Quantitatively understanding your (and others’) programming style

I’m not, in general, a fan of code metrics in the context of project management, but there’s something to be said for looking quantitatively at the patterns in your code, specially if by comparing them with those of better programmers, you can get some hopefully useful ideas on how to improve.

(As an aside, the real possibilities in computer-assisted learning won’t come from lower costs, but rather by a level of adaptability that so far not even one-on-one tutoring has allowed; if the current theories about expertise are more or less right, data-driven adaptive learning, if implemented at the right granularity level and with the right semantics model behind, could change the speed and depth the way we learn in a dramatic way… but I digress.)

Focusing on my ongoing learning of Hy, I haven’t used it in any paid project so far, but I’ve been able to play a bit with it now and then, and this has generated a very small code base, which I was curious to compare with code written by people who actually know the language.
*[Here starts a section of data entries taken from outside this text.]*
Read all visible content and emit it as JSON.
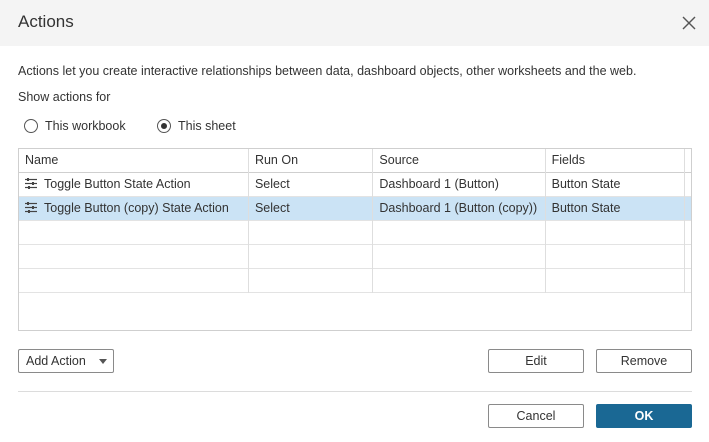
{
  "dialog": {
    "title": "Actions",
    "description": "Actions let you create interactive relationships between data, dashboard objects, other worksheets and the web.",
    "show_actions_for": "Show actions for"
  },
  "scope": {
    "options": [
      {
        "label": "This workbook",
        "checked": false
      },
      {
        "label": "This sheet",
        "checked": true
      }
    ]
  },
  "table": {
    "columns": [
      "Name",
      "Run On",
      "Source",
      "Fields"
    ],
    "rows": [
      {
        "name": "Toggle Button State Action",
        "run_on": "Select",
        "source": "Dashboard 1 (Button)",
        "fields": "Button State",
        "selected": false
      },
      {
        "name": "Toggle Button (copy) State Action",
        "run_on": "Select",
        "source": "Dashboard 1 (Button (copy))",
        "fields": "Button State",
        "selected": true
      }
    ]
  },
  "buttons": {
    "add_action": "Add Action",
    "edit": "Edit",
    "remove": "Remove",
    "cancel": "Cancel",
    "ok": "OK"
  },
  "colors": {
    "selected_row": "#cbe3f5",
    "primary_button": "#1a6894",
    "titlebar": "#f4f4f4"
  },
  "icons": {
    "close": "close-icon",
    "action": "action-filter-icon",
    "dropdown": "chevron-down-icon"
  }
}
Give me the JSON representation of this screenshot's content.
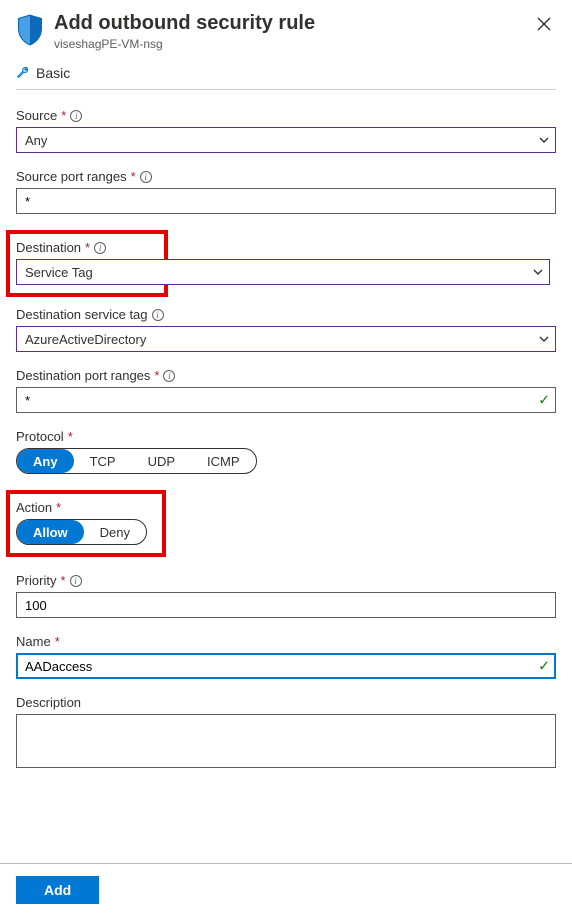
{
  "header": {
    "title": "Add outbound security rule",
    "subtitle": "viseshagPE-VM-nsg",
    "basic": "Basic"
  },
  "source": {
    "label": "Source",
    "value": "Any"
  },
  "sourcePortRanges": {
    "label": "Source port ranges",
    "value": "*"
  },
  "destination": {
    "label": "Destination",
    "value": "Service Tag"
  },
  "destinationServiceTag": {
    "label": "Destination service tag",
    "value": "AzureActiveDirectory"
  },
  "destinationPortRanges": {
    "label": "Destination port ranges",
    "value": "*"
  },
  "protocol": {
    "label": "Protocol",
    "options": [
      "Any",
      "TCP",
      "UDP",
      "ICMP"
    ],
    "selected": "Any"
  },
  "action": {
    "label": "Action",
    "options": [
      "Allow",
      "Deny"
    ],
    "selected": "Allow"
  },
  "priority": {
    "label": "Priority",
    "value": "100"
  },
  "name": {
    "label": "Name",
    "value": "AADaccess"
  },
  "description": {
    "label": "Description",
    "value": ""
  },
  "footer": {
    "add": "Add"
  }
}
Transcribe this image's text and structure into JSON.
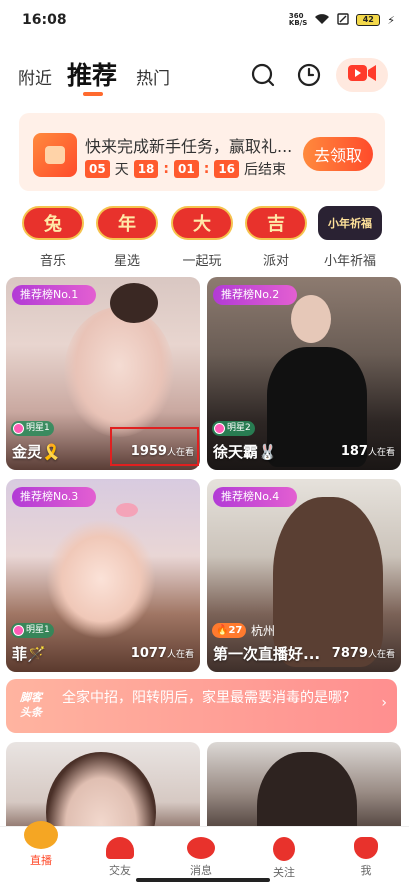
{
  "status_bar": {
    "time": "16:08",
    "network": "360\nKB/S",
    "battery": "42"
  },
  "header": {
    "tabs": [
      {
        "label": "附近"
      },
      {
        "label": "推荐"
      },
      {
        "label": "热门"
      }
    ],
    "icons": [
      "search-icon",
      "history-icon",
      "live-camera-icon"
    ]
  },
  "banner": {
    "title": "快来完成新手任务，赢取礼...",
    "countdown": {
      "days": "05",
      "day_unit": "天",
      "hours": "18",
      "minutes": "01",
      "seconds": "16",
      "suffix": "后结束"
    },
    "button": "去领取"
  },
  "categories": [
    {
      "badge": "兔",
      "label": "音乐"
    },
    {
      "badge": "年",
      "label": "星选"
    },
    {
      "badge": "大",
      "label": "一起玩"
    },
    {
      "badge": "吉",
      "label": "派对"
    },
    {
      "badge": "小年祈福",
      "label": "小年祈福"
    }
  ],
  "streams": [
    {
      "rank": "推荐榜No.1",
      "level": "明星1",
      "name": "金灵🎗️",
      "viewers": "1959",
      "viewers_unit": "人在看"
    },
    {
      "rank": "推荐榜No.2",
      "level": "明星2",
      "name": "徐天霸🐰",
      "viewers": "187",
      "viewers_unit": "人在看"
    },
    {
      "rank": "推荐榜No.3",
      "level": "明星1",
      "name": "菲🪄",
      "viewers": "1077",
      "viewers_unit": "人在看"
    },
    {
      "rank": "推荐榜No.4",
      "hot": "27",
      "city": "杭州",
      "name": "第一次直播好...",
      "viewers": "7879",
      "viewers_unit": "人在看"
    }
  ],
  "news": {
    "tag": "脚客\n头条",
    "text": "全家中招，阳转阴后，家里最需要消毒的是哪？"
  },
  "bottom_nav": [
    {
      "label": "直播"
    },
    {
      "label": "交友"
    },
    {
      "label": "消息"
    },
    {
      "label": "关注"
    },
    {
      "label": "我"
    }
  ],
  "colors": {
    "accent": "#ff4b2b",
    "rank_badge": "#c845d8",
    "banner_bg": "#fff0e8"
  }
}
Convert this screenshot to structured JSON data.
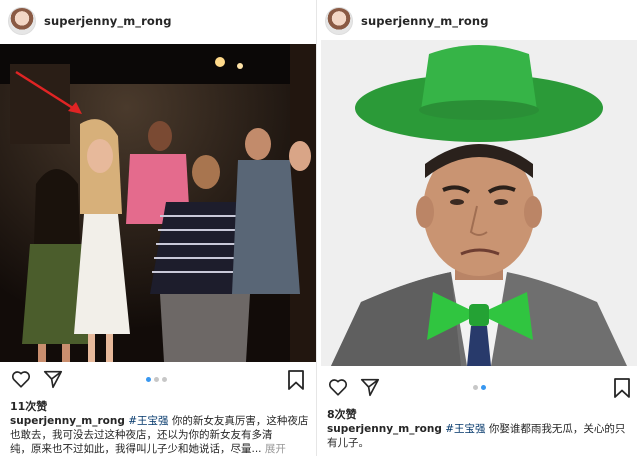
{
  "left_post": {
    "username": "superjenny_m_rong",
    "likes": "11次赞",
    "caption_user": "superjenny_m_rong",
    "caption_tag": "#王宝强",
    "caption_line1": " 你的新女友真厉害，这种夜店",
    "caption_line2": "也敢去，我可没去过这种夜店，还以为你的新女友有多清",
    "caption_line3": "纯，原来也不过如此，我得叫儿子少和她说话，尽量...",
    "more_label": "展开",
    "carousel": {
      "count": 3,
      "active": 1
    }
  },
  "right_post": {
    "username": "superjenny_m_rong",
    "likes": "8次赞",
    "caption_user": "superjenny_m_rong",
    "caption_tag": "#王宝强",
    "caption_line1": " 你娶谁都雨我无瓜，关心的只",
    "caption_line2": "有儿子。",
    "carousel": {
      "count": 2,
      "active": 1
    }
  },
  "icons": [
    "heart-icon",
    "share-icon",
    "bookmark-icon"
  ],
  "colors": {
    "accent": "#3897f0",
    "hat_green": "#2faa3c",
    "bowtie_green": "#2ec63f"
  }
}
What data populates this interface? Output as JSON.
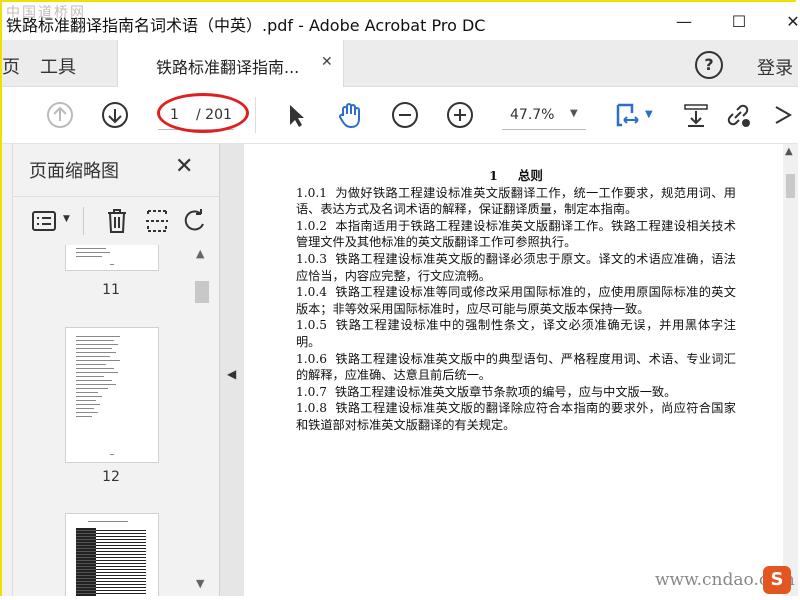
{
  "window": {
    "title": "铁路标准翻译指南名词术语（中英）.pdf - Adobe Acrobat Pro DC",
    "watermark_top": "中国道桥网",
    "minimize": "—",
    "maximize": "☐",
    "close": "✕"
  },
  "tabs": {
    "home": "页",
    "tools": "工具",
    "document": "铁路标准翻译指南...",
    "document_close": "✕",
    "help": "?",
    "login": "登录"
  },
  "toolbar": {
    "current_page": "1",
    "total_pages": "/ 201",
    "zoom": "47.7%",
    "icons": [
      "up-arrow-icon",
      "down-arrow-icon",
      "select-pointer-icon",
      "hand-icon",
      "zoom-out-icon",
      "zoom-in-icon",
      "page-fit-icon",
      "download-icon",
      "link-icon"
    ]
  },
  "sidebar": {
    "title": "页面缩略图",
    "close": "✕",
    "thumbnails": [
      {
        "label": "11"
      },
      {
        "label": "12"
      },
      {
        "label": ""
      }
    ]
  },
  "document": {
    "heading_num": "1",
    "heading": "总则",
    "paragraphs": [
      {
        "num": "1.0.1",
        "text": "为做好铁路工程建设标准英文版翻译工作，统一工作要求，规范用词、用语、表达方式及名词术语的解释，保证翻译质量，制定本指南。"
      },
      {
        "num": "1.0.2",
        "text": "本指南适用于铁路工程建设标准英文版翻译工作。铁路工程建设相关技术管理文件及其他标准的英文版翻译工作可参照执行。"
      },
      {
        "num": "1.0.3",
        "text": "铁路工程建设标准英文版的翻译必须忠于原文。译文的术语应准确，语法应恰当，内容应完整，行文应流畅。"
      },
      {
        "num": "1.0.4",
        "text": "铁路工程建设标准等同或修改采用国际标准的，应使用原国际标准的英文版本；非等效采用国际标准时，应尽可能与原英文版本保持一致。"
      },
      {
        "num": "1.0.5",
        "text": "铁路工程建设标准中的强制性条文，译文必须准确无误，并用黑体字注明。"
      },
      {
        "num": "1.0.6",
        "text": "铁路工程建设标准英文版中的典型语句、严格程度用词、术语、专业词汇的解释，应准确、达意且前后统一。"
      },
      {
        "num": "1.0.7",
        "text": "铁路工程建设标准英文版章节条款项的编号，应与中文版一致。"
      },
      {
        "num": "1.0.8",
        "text": "铁路工程建设标准英文版的翻译除应符合本指南的要求外，尚应符合国家和铁道部对标准英文版翻译的有关规定。"
      }
    ]
  },
  "watermark_bottom": "www.cndao.com",
  "logo_letter": "S",
  "colors": {
    "accent_blue": "#2a6fc9",
    "highlight_red": "#e02020",
    "frame_yellow": "#f0e000"
  }
}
To do that, I downloaded the source code of a few Hy projects on GitHub (hyway, hygdrop, and adderall), and wrote some code (of course, in Hy) to extract code statistics.

Hy being a Lisp, its syntax is beautifully regular, so you can start by focusing on basic but powerful questions. The first one I wanted to know was: which functions am I using the most? And how does this distribution compares with that of the (let’s call it) canon Hy code?

My top five functions, in decreasing frequency: setv, defn, get, len, for.

Canon’s top five functions, in decreasing frequency: ≡, if, unquote, get, defn_alias.

Yikes! Just from this, it’s obvious that there are some serious stylistic differences, which probably reflect my still un-lispy understanding of the language (for example, I’m not using aliases, for should probably be replaced by more functional patterns, and the way I use setv, well, it definitely points out to the same). None of this is a “sin”, nor points clearly to how I could improve (which a sufficiently good learning assistant would have), but the overall trust of the data is a good indicator of where I still have a lot of learning to do. Fun times ahead!

For another angle at the quantitative differences between my newbie-to-lisp coding style and more accomplished programmers, here are the histograms of the log mean size of subexpressions for each function (click to expand):

log (mean subexpression size)

“Canonical” code shows a longer right tail, which shows that experienced programmers are not afraid of occasionally using quite large S-expressions… something I still clearly I’m still working my way up to (alternatively, which I might need to reconsider my aversion to).

In summary: no earth-shattering discoveries, but some data points that suggests specific ways in which my coding practice in Hy differs from that of more experienced programmers, which should be helpful as general guidelines as I (hopefully) improve over the long term. Of course, all metrics are projections (in the mathematical sense) — they hide more information than they preserve. I could make my own code statistically indistinguishable from the canon for any particular metric, and still have it be awful. Except for well-analyzed domains where known metrics are sufficient statistics for the relevant performance (and programming is very much not one of those domains, despite decades of attempts), this kind of analysis will always be about suggesting changes, rather than guaranteeing success.